Long-term friendships have been established between families in Sudbury and its twin towns, Hxter in Germany and Clermont in France.

Often people get together outside organised trips.

Now Sudbury is about to get a new twin. Association members have been working for three years on links with Fredensborg in Denmark and the twinning is due to be made official later this year.

But you don't have to be a member to benefit. A big part of their work is promoting sporting, cultural and educational links with Europe.

It is 27 years since Sudbury first twinned with Hxter. Clermont followed five years later.

Since then, hundreds of students from local schools have visited Germany and France on exchange trips.

Several friendships made during the visits have carried on into adulthood.

There have also been work experience exchanges and opportunities for university students to study abroad.

Choirs and orchestras have been involved, giving concerts in each other's towns.

And sports teams have got a taste of international competition.

In June, Cornard Dynamos youth football club sent a team to a tournament in Clermont.

Club president Tony Ashby said: "The twinning association came to us looking for a team to go and play in the competition.

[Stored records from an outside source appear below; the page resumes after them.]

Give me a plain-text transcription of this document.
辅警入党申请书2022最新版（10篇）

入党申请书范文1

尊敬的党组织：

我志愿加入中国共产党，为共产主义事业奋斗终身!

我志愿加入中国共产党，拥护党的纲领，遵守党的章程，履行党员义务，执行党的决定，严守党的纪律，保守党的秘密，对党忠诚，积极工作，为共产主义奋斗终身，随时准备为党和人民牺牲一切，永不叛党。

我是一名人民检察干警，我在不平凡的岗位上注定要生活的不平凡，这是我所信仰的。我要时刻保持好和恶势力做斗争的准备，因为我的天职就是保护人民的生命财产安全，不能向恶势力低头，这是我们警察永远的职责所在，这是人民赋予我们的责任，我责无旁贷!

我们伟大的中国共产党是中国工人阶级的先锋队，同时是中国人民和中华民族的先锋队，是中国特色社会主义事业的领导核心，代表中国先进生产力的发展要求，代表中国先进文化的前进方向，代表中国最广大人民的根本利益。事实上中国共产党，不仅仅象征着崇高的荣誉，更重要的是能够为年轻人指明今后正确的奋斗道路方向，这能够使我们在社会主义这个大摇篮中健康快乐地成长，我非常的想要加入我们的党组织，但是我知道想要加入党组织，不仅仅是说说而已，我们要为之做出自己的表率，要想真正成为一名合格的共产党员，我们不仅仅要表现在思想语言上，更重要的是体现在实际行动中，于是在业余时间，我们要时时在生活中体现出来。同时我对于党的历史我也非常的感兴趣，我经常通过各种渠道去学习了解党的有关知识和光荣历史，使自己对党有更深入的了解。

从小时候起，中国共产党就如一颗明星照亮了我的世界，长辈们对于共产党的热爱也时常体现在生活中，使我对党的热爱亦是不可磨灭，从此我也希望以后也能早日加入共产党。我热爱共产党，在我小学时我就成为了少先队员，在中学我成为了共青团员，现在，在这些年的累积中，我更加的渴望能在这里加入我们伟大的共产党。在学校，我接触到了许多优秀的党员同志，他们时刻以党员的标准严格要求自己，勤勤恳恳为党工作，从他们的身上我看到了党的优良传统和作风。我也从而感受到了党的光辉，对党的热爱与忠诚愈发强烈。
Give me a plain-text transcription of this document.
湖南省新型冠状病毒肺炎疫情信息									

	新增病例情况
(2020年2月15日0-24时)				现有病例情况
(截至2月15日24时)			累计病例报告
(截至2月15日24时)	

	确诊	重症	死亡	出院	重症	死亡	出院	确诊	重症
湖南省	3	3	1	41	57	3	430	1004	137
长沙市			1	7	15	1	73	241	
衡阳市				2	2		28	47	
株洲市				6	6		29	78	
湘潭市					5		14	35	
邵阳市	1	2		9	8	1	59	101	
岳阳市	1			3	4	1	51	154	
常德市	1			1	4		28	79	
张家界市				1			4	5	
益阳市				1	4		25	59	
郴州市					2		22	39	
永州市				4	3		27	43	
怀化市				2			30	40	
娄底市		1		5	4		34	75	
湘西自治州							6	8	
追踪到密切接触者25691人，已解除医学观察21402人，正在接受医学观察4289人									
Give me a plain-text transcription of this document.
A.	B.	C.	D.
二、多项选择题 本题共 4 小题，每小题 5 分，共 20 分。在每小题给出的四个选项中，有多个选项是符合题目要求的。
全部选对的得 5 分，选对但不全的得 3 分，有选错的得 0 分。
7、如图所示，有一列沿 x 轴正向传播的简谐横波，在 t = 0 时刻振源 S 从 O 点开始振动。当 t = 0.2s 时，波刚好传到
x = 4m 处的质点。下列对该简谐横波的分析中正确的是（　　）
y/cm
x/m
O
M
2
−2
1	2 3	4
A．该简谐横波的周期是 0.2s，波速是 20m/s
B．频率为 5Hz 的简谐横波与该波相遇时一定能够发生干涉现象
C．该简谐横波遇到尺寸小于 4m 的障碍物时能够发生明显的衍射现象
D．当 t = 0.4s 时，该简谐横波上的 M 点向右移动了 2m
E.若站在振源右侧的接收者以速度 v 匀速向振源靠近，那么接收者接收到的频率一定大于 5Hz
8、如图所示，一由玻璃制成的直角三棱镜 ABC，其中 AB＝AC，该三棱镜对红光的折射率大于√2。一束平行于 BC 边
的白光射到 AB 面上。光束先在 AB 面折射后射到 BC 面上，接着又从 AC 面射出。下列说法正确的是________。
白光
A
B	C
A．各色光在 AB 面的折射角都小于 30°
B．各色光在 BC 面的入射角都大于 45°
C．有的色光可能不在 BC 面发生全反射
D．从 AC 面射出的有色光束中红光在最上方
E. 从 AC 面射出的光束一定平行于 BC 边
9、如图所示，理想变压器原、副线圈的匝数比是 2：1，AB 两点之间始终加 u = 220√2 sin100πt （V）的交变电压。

"I worked with their chairman Eileen Clayton and they helped arrange the whole thing for us.

"They helped find a hotel and negotiated good rates. Eileen also did a lot of translation for us.

"We were looked after extremely well by the people of Clermont. All we had to pay was our travelling expenses. We were really impressed."

Through twinning, the name of Sudbury has become well known in Europe, says Mary. When the people of Fredenborg in Denmark were looking for an English twin they decided Sudbury fitted the bill.

"They came to us," she said. "We have been working with them since 2004, and the official twinning celebrations will take place in Sudbury this October.

"People might ask why Denmark. Actually I didn't know much about it when I first visited, but I was astonished and very impressed.

"It's one of Europe's most dynamic democracies. They are very forward-thinking and keen to promote contacts abroad.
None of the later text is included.